7

Le menace russe en panne de carburant

BRUXELLES – Pour l’Europe, l’évènement décisif de l’année 2014 est l’annexion de la Crimée par la Russie et l’intervention militaire dans la région du Donbass, à l’est de l’Ukraine. Les actions du Kremlin viennent provoquer les principes essentiels qui ont guidé l’Europe depuis plus de six décennies, particulièrement la renonciation à l’usage de la force pour modifier les frontières nationales. Mais la Russie n’est pas en position de soutenir l’agressivité de sa politique étrangère.

Il a souvent été dit que la Russie réagissait à ce qu’elle percevait comme une ingression de son « proche voisinage » par l’Union Européenne et l’OTAN. Mais une explication plus simple nous est suggérée par l’histoire : une décennie de hausse régulière des prix du pétrole a enhardi la Russie, lui offrant toutes les opportunités possibles de déployer sa force militaire.

L’Union soviétique avait déjà connu un épisode similaire il y a quarante ans, lorsqu’une période prolongée de hausse des revenus pétroliers s’était traduite par une politique étrangère plus affirmée culminant avec l’invasion de l’Afghanistan en 1979. Le quadruplement du prix du pétrole suite au premier embargo de 1973 et la découverte d’importantes réserves dans les années soixante-dix sont à l’origine d’une hausse massive de la production soviétique. Donc, de 1965 à 1980, la valeur de la production pétrolière soviétique a presque été multipliée par 20.
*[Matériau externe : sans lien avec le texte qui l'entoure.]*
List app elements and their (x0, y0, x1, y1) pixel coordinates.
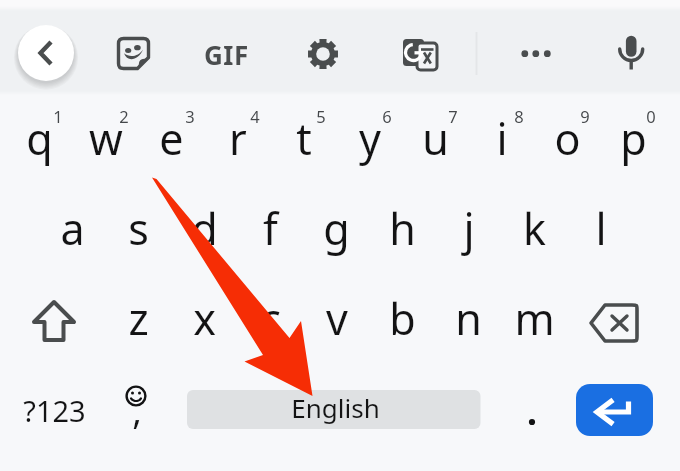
button[interactable]: s (106, 183, 172, 273)
staticText: , (132, 386, 142, 435)
staticText: f (263, 199, 278, 258)
staticText: 1 (53, 105, 63, 127)
button[interactable]: Back (18, 25, 74, 81)
staticText: d (191, 199, 218, 258)
button[interactable]: d (172, 183, 238, 273)
staticText: English (291, 390, 380, 425)
button[interactable]: y (337, 93, 403, 183)
staticText: l (595, 199, 607, 258)
button[interactable]: q (7, 93, 73, 183)
button[interactable]: Space, English (181, 363, 486, 453)
staticText: s (128, 199, 149, 258)
button[interactable]: z (106, 273, 172, 363)
staticText: a (60, 199, 85, 258)
button[interactable]: r (205, 93, 271, 183)
button[interactable]: c (238, 273, 304, 363)
staticText: v (326, 289, 348, 348)
button[interactable]: f (238, 183, 304, 273)
button[interactable]: Enter (567, 363, 666, 453)
button[interactable]: p (600, 93, 666, 183)
staticText: o (554, 109, 581, 168)
button[interactable]: n (435, 273, 501, 363)
button[interactable]: x (172, 273, 238, 363)
staticText: ?123 (23, 391, 86, 430)
button[interactable]: u (402, 93, 468, 183)
staticText: b (389, 289, 416, 348)
staticText: i (496, 109, 508, 168)
staticText: j (463, 199, 475, 258)
button[interactable]: a (40, 183, 106, 273)
button[interactable]: GIF keyboard (198, 26, 254, 82)
staticText: x (193, 289, 216, 348)
button[interactable]: g (304, 183, 370, 273)
staticText: q (26, 109, 53, 168)
button[interactable]: b (369, 273, 435, 363)
button[interactable]: Emoji and comma (106, 363, 172, 453)
staticText: 6 (382, 105, 392, 127)
staticText: 3 (185, 105, 195, 127)
button[interactable]: i (468, 93, 534, 183)
button[interactable]: m (501, 273, 567, 363)
button[interactable]: o (534, 93, 600, 183)
staticText: r (229, 109, 247, 168)
staticText: h (389, 199, 416, 258)
staticText: t (296, 109, 312, 168)
staticText: 7 (448, 105, 458, 127)
staticText: m (514, 289, 555, 348)
staticText: e (159, 109, 184, 168)
staticText: y (359, 109, 381, 168)
staticText: g (323, 199, 350, 258)
button[interactable]: Translate (389, 26, 445, 82)
button[interactable]: Symbols (7, 363, 106, 453)
staticText: p (620, 109, 647, 168)
staticText: 8 (514, 105, 524, 127)
button[interactable]: Backspace (567, 273, 666, 363)
button[interactable]: e (139, 93, 205, 183)
staticText: 9 (580, 105, 590, 127)
staticText: 4 (250, 105, 260, 127)
staticText: 5 (316, 105, 326, 127)
button[interactable]: Settings (295, 26, 351, 82)
staticText: k (523, 199, 546, 258)
staticText: w (89, 109, 123, 168)
button[interactable]: Period (501, 363, 567, 453)
button[interactable]: l (567, 183, 633, 273)
staticText: 0 (646, 105, 656, 127)
button[interactable]: t (271, 93, 337, 183)
staticText: z (128, 289, 149, 348)
button[interactable]: Shift (7, 273, 106, 363)
staticText: u (422, 109, 449, 168)
staticText: 2 (119, 105, 129, 127)
button[interactable]: Stickers (104, 26, 160, 82)
staticText: GIF (204, 37, 249, 72)
button[interactable]: k (501, 183, 567, 273)
button[interactable]: j (435, 183, 501, 273)
button[interactable]: w (73, 93, 139, 183)
staticText: n (455, 289, 482, 348)
button[interactable]: h (369, 183, 435, 273)
staticText: c (260, 289, 281, 348)
button[interactable]: Voice input (603, 26, 659, 82)
button[interactable]: More options (508, 26, 564, 82)
button[interactable]: v (304, 273, 370, 363)
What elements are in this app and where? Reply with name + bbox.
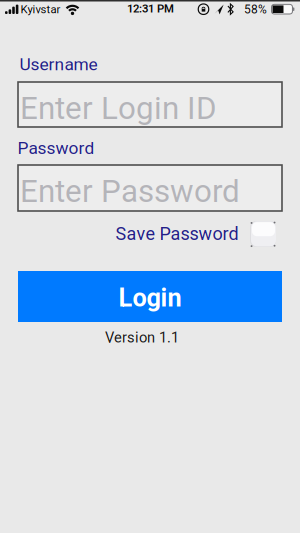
staticText: Version 1.1 (105, 329, 179, 346)
staticText: Username (20, 54, 98, 74)
staticText: Enter Login ID (18, 89, 172, 120)
staticText: Enter Password (20, 173, 240, 210)
staticText: Save Password (116, 223, 238, 244)
staticText: 12:31 PM (127, 2, 174, 15)
staticText: Kyivstar (20, 3, 60, 16)
button[interactable]: Save Password (250, 221, 276, 247)
staticText: 58% (244, 2, 267, 16)
staticText: Login (118, 283, 182, 313)
button[interactable]: Login (18, 271, 282, 322)
staticText: Enter Login ID (20, 90, 217, 127)
textField[interactable]: Enter Password (18, 173, 282, 203)
staticText: Enter Password (18, 173, 185, 203)
staticText: Password (18, 138, 94, 158)
textField[interactable]: Enter Login ID (18, 89, 282, 120)
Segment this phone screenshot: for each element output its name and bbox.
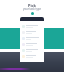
button[interactable] <box>22 29 42 35</box>
button[interactable] <box>22 35 42 41</box>
button[interactable] <box>22 53 42 59</box>
button[interactable] <box>22 23 42 29</box>
other: App logo <box>31 12 34 15</box>
button[interactable] <box>22 47 42 53</box>
staticText: your task type <box>23 7 41 11</box>
button[interactable] <box>22 41 42 47</box>
staticText: Pick <box>28 3 36 8</box>
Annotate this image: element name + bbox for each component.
Cette richesse pétrolière bourgeonnante conférait une forme de crédibilisé au régime – ne serait-ce qu’en lui permettant d’augmenter ses dépenses militaires – et ce regain de forces économique et militaire avait donné à la vieille garde des dirigeants soviétiques un sens revigorant d’invulnérabilité. L’invasion de l’Afghanistan n’avait pas été une simple réponse à un développement local (un putsch militaire à Kaboul) ; elle découlait directement de cette tendance.